AbbVie (ABBV -0.38%) has Rinvoq. That's a brand name because it's already approved for rheumatoid arthritis. Also a JAK inhibitor. They submitted to the FDA and the EMA [European Medicines Agency] at the end of October. I haven't seen an acceptance from the FDA yet, which would start the date for when you would expect an FDA approval. But it should happen probably in October of next year, assuming they get a standard approval review.

Then Eli Lilly (LLY -0.12%) and Incyte (INCY -0.78%) have Olumiant. It's approved for rheumatoid arthritis. It's been approved for eczema in the EU, and then we should start to see the U.S. approval shortly -- application for the U.S. approval shortly -- if they haven't done that already.
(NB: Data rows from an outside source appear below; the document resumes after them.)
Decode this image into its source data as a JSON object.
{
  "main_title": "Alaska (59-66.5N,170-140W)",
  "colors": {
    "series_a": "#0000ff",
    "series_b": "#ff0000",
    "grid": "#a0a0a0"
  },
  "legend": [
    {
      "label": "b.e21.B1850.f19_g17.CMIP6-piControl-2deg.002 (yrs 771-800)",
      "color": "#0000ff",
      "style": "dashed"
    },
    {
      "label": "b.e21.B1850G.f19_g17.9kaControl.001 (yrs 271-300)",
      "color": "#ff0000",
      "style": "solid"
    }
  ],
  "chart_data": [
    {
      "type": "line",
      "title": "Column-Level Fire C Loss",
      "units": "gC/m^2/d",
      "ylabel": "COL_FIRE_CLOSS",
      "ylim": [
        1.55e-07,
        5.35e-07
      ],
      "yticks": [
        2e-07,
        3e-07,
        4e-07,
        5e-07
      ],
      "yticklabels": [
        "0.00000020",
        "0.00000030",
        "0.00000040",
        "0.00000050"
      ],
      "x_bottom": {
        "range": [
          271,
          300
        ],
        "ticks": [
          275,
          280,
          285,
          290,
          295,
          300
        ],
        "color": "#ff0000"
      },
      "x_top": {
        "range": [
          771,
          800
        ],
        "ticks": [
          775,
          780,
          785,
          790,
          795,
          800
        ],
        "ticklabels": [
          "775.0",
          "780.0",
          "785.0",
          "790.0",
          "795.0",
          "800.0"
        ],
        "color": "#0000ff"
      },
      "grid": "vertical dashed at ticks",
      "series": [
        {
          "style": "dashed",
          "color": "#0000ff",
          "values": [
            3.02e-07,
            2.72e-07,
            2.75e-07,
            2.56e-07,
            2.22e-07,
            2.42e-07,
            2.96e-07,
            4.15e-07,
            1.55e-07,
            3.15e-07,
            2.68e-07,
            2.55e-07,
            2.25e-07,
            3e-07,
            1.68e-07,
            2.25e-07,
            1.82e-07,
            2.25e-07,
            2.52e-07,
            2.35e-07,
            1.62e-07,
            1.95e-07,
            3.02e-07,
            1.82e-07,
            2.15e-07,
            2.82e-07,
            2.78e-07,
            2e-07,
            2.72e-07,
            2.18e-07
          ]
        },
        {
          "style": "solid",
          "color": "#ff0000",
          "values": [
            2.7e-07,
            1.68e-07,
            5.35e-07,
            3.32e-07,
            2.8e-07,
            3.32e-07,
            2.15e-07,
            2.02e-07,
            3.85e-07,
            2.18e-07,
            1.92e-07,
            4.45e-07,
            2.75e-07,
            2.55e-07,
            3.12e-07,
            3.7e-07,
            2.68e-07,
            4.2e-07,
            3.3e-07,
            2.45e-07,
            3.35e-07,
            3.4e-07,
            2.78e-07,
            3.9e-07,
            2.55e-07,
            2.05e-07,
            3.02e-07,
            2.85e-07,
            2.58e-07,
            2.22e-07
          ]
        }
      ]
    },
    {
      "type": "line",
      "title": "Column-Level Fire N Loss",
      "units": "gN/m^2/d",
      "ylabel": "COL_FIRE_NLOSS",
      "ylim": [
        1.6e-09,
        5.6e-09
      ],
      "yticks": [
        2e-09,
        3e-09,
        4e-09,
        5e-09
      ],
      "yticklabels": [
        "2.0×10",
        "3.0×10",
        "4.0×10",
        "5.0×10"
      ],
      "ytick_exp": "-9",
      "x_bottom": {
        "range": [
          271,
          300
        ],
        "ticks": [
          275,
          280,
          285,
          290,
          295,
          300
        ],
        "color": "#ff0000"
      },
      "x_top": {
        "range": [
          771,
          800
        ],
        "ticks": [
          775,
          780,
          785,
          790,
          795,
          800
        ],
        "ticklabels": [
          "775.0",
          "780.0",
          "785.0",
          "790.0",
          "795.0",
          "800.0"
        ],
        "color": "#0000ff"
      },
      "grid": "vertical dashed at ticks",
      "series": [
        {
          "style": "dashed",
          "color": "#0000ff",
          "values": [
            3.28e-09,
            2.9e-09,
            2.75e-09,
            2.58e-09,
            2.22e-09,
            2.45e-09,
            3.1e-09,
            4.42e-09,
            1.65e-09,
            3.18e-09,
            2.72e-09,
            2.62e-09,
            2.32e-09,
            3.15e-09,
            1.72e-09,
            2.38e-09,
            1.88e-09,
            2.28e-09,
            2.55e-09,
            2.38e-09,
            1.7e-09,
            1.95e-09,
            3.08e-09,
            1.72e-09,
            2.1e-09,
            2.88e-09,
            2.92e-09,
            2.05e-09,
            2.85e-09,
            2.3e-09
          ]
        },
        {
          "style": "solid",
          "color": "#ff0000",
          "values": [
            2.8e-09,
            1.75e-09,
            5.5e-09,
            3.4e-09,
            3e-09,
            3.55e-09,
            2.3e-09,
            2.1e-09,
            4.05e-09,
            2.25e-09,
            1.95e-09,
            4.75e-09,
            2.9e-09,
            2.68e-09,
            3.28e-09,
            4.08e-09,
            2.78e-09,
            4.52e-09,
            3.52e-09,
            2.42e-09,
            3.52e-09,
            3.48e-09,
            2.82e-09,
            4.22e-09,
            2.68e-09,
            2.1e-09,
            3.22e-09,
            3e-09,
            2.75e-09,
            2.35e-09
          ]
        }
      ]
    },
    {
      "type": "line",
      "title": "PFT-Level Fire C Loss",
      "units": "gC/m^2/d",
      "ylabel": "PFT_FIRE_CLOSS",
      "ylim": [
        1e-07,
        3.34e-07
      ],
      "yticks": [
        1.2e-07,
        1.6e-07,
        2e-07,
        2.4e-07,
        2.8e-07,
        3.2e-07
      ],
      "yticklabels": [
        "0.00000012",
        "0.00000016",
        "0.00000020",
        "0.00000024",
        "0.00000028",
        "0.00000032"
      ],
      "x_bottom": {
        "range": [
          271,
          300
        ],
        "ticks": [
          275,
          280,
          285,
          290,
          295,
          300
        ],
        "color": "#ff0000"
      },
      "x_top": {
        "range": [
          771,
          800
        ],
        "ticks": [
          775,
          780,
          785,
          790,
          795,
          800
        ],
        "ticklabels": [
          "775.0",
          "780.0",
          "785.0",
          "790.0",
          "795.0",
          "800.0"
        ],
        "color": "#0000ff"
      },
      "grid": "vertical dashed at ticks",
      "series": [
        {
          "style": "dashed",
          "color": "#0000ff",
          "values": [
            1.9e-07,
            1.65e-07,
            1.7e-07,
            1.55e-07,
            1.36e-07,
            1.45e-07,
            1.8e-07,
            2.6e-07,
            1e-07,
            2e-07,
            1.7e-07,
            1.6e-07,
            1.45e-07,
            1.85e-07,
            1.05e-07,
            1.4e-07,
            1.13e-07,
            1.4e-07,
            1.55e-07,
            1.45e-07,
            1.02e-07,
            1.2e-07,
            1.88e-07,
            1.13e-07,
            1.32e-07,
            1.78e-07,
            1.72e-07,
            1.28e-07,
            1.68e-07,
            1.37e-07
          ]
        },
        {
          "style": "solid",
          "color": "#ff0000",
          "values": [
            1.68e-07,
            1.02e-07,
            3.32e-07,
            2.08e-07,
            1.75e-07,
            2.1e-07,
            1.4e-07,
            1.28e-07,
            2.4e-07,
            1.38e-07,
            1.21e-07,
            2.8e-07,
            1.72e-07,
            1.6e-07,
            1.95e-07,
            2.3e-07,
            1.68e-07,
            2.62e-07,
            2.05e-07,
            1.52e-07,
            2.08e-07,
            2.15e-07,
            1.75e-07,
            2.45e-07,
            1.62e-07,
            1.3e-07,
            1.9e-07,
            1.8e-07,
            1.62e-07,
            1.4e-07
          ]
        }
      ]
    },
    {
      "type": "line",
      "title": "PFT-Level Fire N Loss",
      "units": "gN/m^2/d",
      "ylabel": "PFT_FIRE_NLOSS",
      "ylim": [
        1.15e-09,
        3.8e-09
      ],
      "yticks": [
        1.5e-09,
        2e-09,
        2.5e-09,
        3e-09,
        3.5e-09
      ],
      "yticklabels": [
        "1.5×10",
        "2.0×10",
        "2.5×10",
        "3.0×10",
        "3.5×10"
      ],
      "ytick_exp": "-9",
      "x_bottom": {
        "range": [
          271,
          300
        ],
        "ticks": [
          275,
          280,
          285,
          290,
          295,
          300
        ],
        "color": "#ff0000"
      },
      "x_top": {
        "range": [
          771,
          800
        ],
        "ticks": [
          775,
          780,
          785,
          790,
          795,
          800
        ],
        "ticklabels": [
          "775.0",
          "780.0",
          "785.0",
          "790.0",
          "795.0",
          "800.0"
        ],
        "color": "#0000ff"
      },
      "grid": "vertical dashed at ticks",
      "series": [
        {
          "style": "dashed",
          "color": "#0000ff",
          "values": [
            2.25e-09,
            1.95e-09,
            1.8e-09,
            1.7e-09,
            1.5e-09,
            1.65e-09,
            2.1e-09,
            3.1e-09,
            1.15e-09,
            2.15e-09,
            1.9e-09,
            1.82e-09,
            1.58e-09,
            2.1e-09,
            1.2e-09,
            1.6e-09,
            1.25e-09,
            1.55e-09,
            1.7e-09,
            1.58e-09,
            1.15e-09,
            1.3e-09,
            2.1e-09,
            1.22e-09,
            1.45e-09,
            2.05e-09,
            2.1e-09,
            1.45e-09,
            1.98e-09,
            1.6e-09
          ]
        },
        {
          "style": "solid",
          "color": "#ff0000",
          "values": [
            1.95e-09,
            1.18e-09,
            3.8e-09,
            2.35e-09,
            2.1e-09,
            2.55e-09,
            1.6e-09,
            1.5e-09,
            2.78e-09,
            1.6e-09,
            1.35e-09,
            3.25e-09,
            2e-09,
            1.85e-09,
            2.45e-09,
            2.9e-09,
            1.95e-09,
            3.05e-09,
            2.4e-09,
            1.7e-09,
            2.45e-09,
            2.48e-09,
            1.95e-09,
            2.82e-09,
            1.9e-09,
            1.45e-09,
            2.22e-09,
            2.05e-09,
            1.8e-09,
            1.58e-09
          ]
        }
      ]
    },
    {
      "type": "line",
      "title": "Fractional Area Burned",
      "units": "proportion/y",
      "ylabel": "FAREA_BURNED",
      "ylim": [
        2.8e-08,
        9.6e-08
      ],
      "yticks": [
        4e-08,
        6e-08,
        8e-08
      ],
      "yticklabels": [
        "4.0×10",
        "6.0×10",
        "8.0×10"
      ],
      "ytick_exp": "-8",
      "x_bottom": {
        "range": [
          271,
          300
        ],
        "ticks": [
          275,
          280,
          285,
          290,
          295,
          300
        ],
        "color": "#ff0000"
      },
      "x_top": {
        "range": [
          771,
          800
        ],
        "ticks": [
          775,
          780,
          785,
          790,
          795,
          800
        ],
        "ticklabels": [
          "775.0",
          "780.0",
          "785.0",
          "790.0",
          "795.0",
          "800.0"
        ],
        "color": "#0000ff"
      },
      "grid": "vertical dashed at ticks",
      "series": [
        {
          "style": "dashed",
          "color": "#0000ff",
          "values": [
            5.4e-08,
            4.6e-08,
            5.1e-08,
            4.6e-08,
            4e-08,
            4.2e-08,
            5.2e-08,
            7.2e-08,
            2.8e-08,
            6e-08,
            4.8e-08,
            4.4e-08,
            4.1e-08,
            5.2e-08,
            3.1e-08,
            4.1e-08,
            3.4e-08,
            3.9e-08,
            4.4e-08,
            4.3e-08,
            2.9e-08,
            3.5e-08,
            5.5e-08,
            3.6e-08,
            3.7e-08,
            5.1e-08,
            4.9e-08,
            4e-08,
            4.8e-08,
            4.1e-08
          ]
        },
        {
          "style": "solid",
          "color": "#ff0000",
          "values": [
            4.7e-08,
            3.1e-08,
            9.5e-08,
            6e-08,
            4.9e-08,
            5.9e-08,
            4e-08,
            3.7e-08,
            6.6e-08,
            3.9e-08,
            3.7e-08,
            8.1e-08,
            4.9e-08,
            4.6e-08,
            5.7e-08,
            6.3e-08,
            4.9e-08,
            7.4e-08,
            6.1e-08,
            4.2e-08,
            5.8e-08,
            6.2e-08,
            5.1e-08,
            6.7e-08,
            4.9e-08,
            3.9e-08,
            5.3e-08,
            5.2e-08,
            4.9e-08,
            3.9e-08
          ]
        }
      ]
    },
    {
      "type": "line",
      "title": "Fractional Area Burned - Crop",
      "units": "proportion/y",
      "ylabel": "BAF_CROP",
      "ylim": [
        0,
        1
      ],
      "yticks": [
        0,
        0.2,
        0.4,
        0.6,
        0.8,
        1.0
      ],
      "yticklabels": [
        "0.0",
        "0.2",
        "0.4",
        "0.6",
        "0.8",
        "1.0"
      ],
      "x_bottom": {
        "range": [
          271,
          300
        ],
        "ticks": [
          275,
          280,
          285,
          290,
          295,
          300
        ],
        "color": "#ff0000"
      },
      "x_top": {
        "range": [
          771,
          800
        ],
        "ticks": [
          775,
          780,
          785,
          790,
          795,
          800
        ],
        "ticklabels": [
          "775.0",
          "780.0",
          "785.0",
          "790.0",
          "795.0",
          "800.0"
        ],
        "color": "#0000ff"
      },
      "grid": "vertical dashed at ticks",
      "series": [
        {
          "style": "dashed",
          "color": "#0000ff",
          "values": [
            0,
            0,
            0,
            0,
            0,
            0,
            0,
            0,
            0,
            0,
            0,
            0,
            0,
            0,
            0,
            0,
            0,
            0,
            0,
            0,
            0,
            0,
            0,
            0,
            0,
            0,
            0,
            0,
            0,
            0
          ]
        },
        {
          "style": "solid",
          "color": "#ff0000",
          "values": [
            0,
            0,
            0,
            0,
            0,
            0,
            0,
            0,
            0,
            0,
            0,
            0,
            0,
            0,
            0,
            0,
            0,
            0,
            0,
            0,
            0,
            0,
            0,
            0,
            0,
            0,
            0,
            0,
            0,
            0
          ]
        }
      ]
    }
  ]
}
Then Incyte has a cream that's a form of their same active ingredient as their JAK inhibitor, it's called Jakafi, which treats, I think a blood cancer [Editor's note: myelofibrosis]. They're planning on submitting a marketing application to the FDA. They were planning on doing it at the end of 2020, so it should happen pretty soon if they haven't done already. Then they have a priority review voucher which would give it an eight-month review period, so look for maybe [an] August, September time frame. The priority-review voucher will shave off four months off of a standard review.

Cardina: Sure. So can you remind us what a JAK inhibitor is, and why something that works for rheumatoid arthritis also works for eczema?

Orelli: Yeah. So rheumatoid arthritis and eczema are caused by inflammation, and JAK inhibitors inhibit the immune cells from attacking the patient's body; they're both autoimmune diseases. That's why Jakafi, which I said treats a blood cancer -- so that blood cancer is an immune cell, and so it's dampening the growth of the immune cell for the blood cancer.

Cardina: Excellent. Any thoughts on a potential winner in this market?

Orelli: Definitely the biggest loser is probably going to be Dupixent, which is from Regeneron and Sanofi. That drug has done really well. They had over $1 billion in global sales just in the third quarter alone, although some of that's for asthma and nasal polyps. It has to be injected, compared to the topical or oral JAK inhibitors. I think they'll be able to compete quite well.

Among the JAK inhibitors, I think it's hard to know for sure. They haven't been running any head-to-head clinical trials, so it's hard to know which one is going to win. I think Incyte might have an edge being a topical, because doctors may not want to inhibit the rest of the immune system fighting viruses. But if you're applying it to just your skin, you're more likely to have it act just locally, versus globally with an oral JAK inhibitor.